You write about “power phrases.” What are they?
It’s your elevator pitch condensed into a single sentence [or catchphrase] 30 to 60 seconds long. It’s the punchline to your blog post, how you end your emails, and in every online ad you do.
You should have two or three power phrases — the second one telling something almost as important as the first but not as critical.
It’s for people who have already been in your [marketing] funnel and are getting to know you.
You rotate a third phrase throughout your messaging. This repetition is the way you communicate to prospects: Here’s what you do and how you help people.
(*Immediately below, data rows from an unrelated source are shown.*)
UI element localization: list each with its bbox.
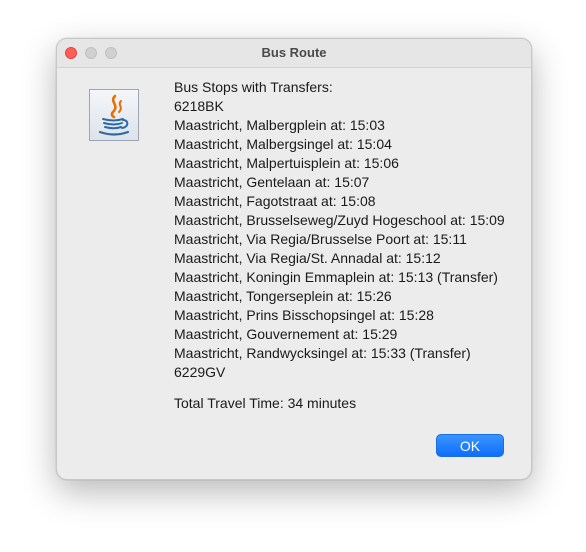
stop-line: Maastricht, Brusselseweg/Zuyd Hogeschool…	[174, 212, 505, 228]
stop-line: Maastricht, Koningin Emmaplein at: 15:13…	[174, 269, 498, 285]
stop-line: Maastricht, Randwycksingel at: 15:33 (Tr…	[174, 345, 471, 361]
title-bar: Bus Route	[57, 39, 531, 68]
stop-line: Maastricht, Prins Bisschopsingel at: 15:…	[174, 307, 434, 323]
end-postcode: 6229GV	[174, 364, 226, 380]
dialog-window: Bus Route Bus Stops with Transfers: 6218…	[56, 38, 532, 480]
stop-line: Maastricht, Malpertuisplein at: 15:06	[174, 155, 399, 171]
stop-line: Maastricht, Via Regia/St. Annadal at: 15…	[174, 250, 441, 266]
total-travel-time: Total Travel Time: 34 minutes	[174, 395, 357, 411]
message-header: Bus Stops with Transfers:	[174, 79, 333, 95]
stop-line: Maastricht, Malbergsingel at: 15:04	[174, 136, 392, 152]
java-coffee-cup-icon	[89, 89, 139, 141]
stop-line: Maastricht, Via Regia/Brusselse Poort at…	[174, 231, 467, 247]
stop-line: Maastricht, Tongerseplein at: 15:26	[174, 288, 392, 304]
stop-line: Maastricht, Fagotstraat at: 15:08	[174, 193, 376, 209]
stop-line: Maastricht, Gouvernement at: 15:29	[174, 326, 398, 342]
start-postcode: 6218BK	[174, 98, 224, 114]
ok-button[interactable]: OK	[436, 434, 504, 457]
route-message: Bus Stops with Transfers: 6218BK Maastri…	[174, 78, 519, 413]
stop-line: Maastricht, Gentelaan at: 15:07	[174, 174, 370, 190]
window-title: Bus Route	[261, 45, 327, 60]
stop-line: Maastricht, Malbergplein at: 15:03	[174, 117, 385, 133]
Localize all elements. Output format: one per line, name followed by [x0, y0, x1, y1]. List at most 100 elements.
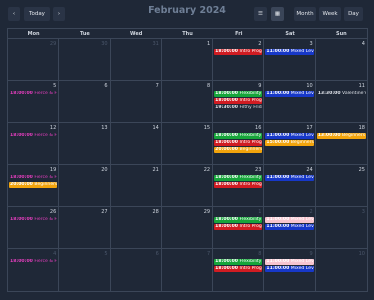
day-number[interactable]: 10: [359, 251, 365, 257]
calendar-event[interactable]: 20:00:00 Beginners P: [9, 182, 58, 188]
calendar-event[interactable]: 11:00:00 Mixed Level F: [265, 91, 314, 97]
day-cell[interactable]: 23 18:00:00 Flexibility Flo18:00:00 Intro…: [213, 165, 265, 207]
day-number[interactable]: 29: [50, 41, 56, 47]
day-cell[interactable]: 14: [110, 123, 162, 165]
calendar-event[interactable]: 13:30:00 Valentine's C: [317, 91, 366, 97]
day-cell[interactable]: 1 18:00:00 Flexibility Flo18:00:00 Intro …: [213, 207, 265, 249]
day-cell[interactable]: 22: [161, 165, 214, 207]
calendar-event[interactable]: 15:00:00 Beginners P: [265, 140, 314, 146]
day-cell[interactable]: 9 11:00:00 Mixed Level F11:00:00 Mixed Le…: [264, 249, 316, 291]
day-number[interactable]: 14: [152, 125, 158, 131]
day-cell[interactable]: 918:00:00 Flexibility Flo18:00:00 Intro …: [213, 81, 265, 123]
calendar-event[interactable]: 18:00:00 Fierce & Fun: [9, 217, 57, 223]
week-view-button[interactable]: Week: [319, 7, 341, 21]
day-number[interactable]: 4: [362, 41, 365, 47]
today-button[interactable]: Today: [24, 7, 50, 21]
calendar-event[interactable]: 18:00:00 Fierce & Fun: [9, 91, 57, 97]
day-cell[interactable]: 8: [161, 81, 214, 123]
calendar-event[interactable]: 18:00:00 Flexibility Flo: [214, 217, 263, 223]
next-month-button[interactable]: ›: [53, 7, 65, 21]
day-cell[interactable]: 27: [59, 207, 111, 249]
calendar-event[interactable]: 11:00:00 Mixed Level F: [265, 266, 314, 272]
day-number[interactable]: 29: [204, 209, 210, 215]
day-cell[interactable]: 31: [110, 39, 162, 81]
day-number[interactable]: 16: [255, 125, 261, 131]
calendar-event[interactable]: 18:00:00 Fierce & Fun: [9, 259, 57, 265]
day-cell[interactable]: 8 18:00:00 Flexibility Flo18:00:00 Intro …: [213, 249, 265, 291]
day-number[interactable]: 12: [50, 125, 56, 131]
calendar-event[interactable]: 18:00:00 Intro Progre: [214, 266, 263, 272]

It’s where you show what your value is.
What’s an example of a good financial advisor power phrase?
We had a client whose five sons worked in his [family] business as advisors; his wife was the office manager.
So he wanted his clients to know what differentiated him from the competition was that “when you walk into our office, you’re family and you’re working with family.” That’s a very powerful message.
You don’t want to say, “We provide the best investment service.” No one really cares [about hearing that], but they do really care about being taken care of and being part of that family.
“Cognitive dissonance is the killer of sales,” you say. How do you avoid that problem?
Cognitive dissonance is when your mind is presented with two conflicting ideas that cannot be true at the same time. It leads to [prospects] not making a decision.
It comes up when advisors say things that are incongruent. For example, you told the prospect you’re an expert on Social Security, but when they came in, all you’re taking about is investments.
They think: “Is he a Social Security expert, or an investment guy?” You need to be extremely clear and consistent.